Hazar Abbassi, lauréate du «Prix du talent prometteur» au FIFAK, à La Presse : «L’art en tant que refuge, moyen d’expression et thérapie»
La ville de Kélibia vient d’accueillir la 37e édition du Festival international du film amateur (Fifak). Le public a pu découvrir et apprécier une sélection riche célébrant l’image et la création artistique avec, à la clôture, une cérémonie de remise de prix aux lauréats.
Le «Prix du talent prometteur», attribué par l’Union générale des artistes tunisiens (Ugat), a été décerné à «Brin de folia», de Hazar Abbassi.
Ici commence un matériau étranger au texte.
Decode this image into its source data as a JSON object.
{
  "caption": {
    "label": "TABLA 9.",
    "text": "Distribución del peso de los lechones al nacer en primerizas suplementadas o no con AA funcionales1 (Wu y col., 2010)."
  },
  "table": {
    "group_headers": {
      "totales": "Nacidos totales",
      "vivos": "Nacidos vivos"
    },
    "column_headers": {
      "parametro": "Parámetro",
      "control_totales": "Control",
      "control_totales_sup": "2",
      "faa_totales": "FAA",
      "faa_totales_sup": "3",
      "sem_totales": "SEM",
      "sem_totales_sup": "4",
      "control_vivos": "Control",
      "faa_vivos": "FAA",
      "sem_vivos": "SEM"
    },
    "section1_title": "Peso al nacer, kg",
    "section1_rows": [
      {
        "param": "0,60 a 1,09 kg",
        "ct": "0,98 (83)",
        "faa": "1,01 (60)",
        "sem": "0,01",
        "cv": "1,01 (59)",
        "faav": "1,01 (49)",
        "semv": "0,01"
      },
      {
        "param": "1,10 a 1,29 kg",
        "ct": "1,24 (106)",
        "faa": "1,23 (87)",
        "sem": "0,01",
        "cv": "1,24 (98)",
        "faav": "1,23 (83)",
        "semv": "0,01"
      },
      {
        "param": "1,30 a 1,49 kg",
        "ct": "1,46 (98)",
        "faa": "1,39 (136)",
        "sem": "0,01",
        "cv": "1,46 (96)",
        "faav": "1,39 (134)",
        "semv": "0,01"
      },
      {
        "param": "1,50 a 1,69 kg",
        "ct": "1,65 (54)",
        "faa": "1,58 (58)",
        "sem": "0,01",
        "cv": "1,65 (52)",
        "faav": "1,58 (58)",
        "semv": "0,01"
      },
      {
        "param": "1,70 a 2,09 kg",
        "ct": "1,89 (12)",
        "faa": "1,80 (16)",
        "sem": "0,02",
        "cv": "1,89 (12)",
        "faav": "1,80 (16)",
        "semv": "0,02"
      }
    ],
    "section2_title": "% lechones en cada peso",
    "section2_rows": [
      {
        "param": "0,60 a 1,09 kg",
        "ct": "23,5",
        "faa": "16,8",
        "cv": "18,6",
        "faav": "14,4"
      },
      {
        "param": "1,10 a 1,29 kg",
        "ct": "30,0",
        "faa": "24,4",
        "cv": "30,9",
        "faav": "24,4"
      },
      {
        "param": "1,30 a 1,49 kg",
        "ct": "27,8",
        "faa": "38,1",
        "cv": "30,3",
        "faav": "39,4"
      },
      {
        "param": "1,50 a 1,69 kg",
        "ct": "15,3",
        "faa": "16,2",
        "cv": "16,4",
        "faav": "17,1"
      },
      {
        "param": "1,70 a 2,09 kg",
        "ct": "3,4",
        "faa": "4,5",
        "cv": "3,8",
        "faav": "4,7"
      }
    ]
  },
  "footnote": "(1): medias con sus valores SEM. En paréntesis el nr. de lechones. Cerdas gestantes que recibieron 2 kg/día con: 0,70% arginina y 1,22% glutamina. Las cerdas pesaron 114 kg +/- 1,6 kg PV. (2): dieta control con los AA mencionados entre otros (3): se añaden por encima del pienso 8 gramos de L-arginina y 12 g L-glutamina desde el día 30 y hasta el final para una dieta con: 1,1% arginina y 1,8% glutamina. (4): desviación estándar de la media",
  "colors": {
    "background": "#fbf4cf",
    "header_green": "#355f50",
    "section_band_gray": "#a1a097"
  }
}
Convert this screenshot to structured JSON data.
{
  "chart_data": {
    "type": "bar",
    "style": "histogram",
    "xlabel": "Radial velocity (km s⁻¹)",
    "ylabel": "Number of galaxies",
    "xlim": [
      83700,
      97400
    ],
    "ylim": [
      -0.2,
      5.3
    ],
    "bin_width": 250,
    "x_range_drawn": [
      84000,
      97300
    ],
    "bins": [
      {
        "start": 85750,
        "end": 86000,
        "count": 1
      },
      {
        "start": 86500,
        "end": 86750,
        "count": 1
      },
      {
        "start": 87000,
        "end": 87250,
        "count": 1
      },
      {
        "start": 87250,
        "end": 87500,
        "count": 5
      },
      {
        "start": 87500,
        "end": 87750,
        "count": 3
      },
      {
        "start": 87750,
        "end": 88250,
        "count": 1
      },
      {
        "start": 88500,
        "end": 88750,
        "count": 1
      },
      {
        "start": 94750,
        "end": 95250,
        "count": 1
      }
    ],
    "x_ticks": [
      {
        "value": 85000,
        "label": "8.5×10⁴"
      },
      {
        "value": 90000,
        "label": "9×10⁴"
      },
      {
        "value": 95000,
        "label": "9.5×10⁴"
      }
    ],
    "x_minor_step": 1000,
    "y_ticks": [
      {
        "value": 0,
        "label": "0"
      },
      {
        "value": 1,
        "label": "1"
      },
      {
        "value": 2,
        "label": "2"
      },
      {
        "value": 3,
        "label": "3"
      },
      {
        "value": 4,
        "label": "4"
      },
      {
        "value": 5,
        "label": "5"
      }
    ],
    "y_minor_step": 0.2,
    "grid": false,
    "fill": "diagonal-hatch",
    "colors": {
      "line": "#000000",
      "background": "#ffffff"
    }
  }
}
Un film documentaire à petite échelle, intimiste, qui a trouvé un écho auprès du jury et des cinéphiles par son histoire captivante, ses personnages poignants, et surtout son message fort engagé et instructif. Rencontre avec la jeune réalisatrice en herbe.
Pouvez-vous nous donner un aperçu de votre parcours ?
J’ai décroché d’abord un master en littérature française et histoire de l’art et c’est ainsi que j’ai découvert l’analyse filmique et l’histoire du cinéma. Je vais soutenir ma thèse de doctorat prochainement. J’ai entamé en parallèle des études de cinéma pour passer du théorique que j’ai étudié à la pratique. «Brin de Folia» est mon premier film documentaire». Il a été déjà élu meilleur film documentaire par Doc House puis lors de la 2e édition des Journées cinématographiques de Kantaoui (JCK).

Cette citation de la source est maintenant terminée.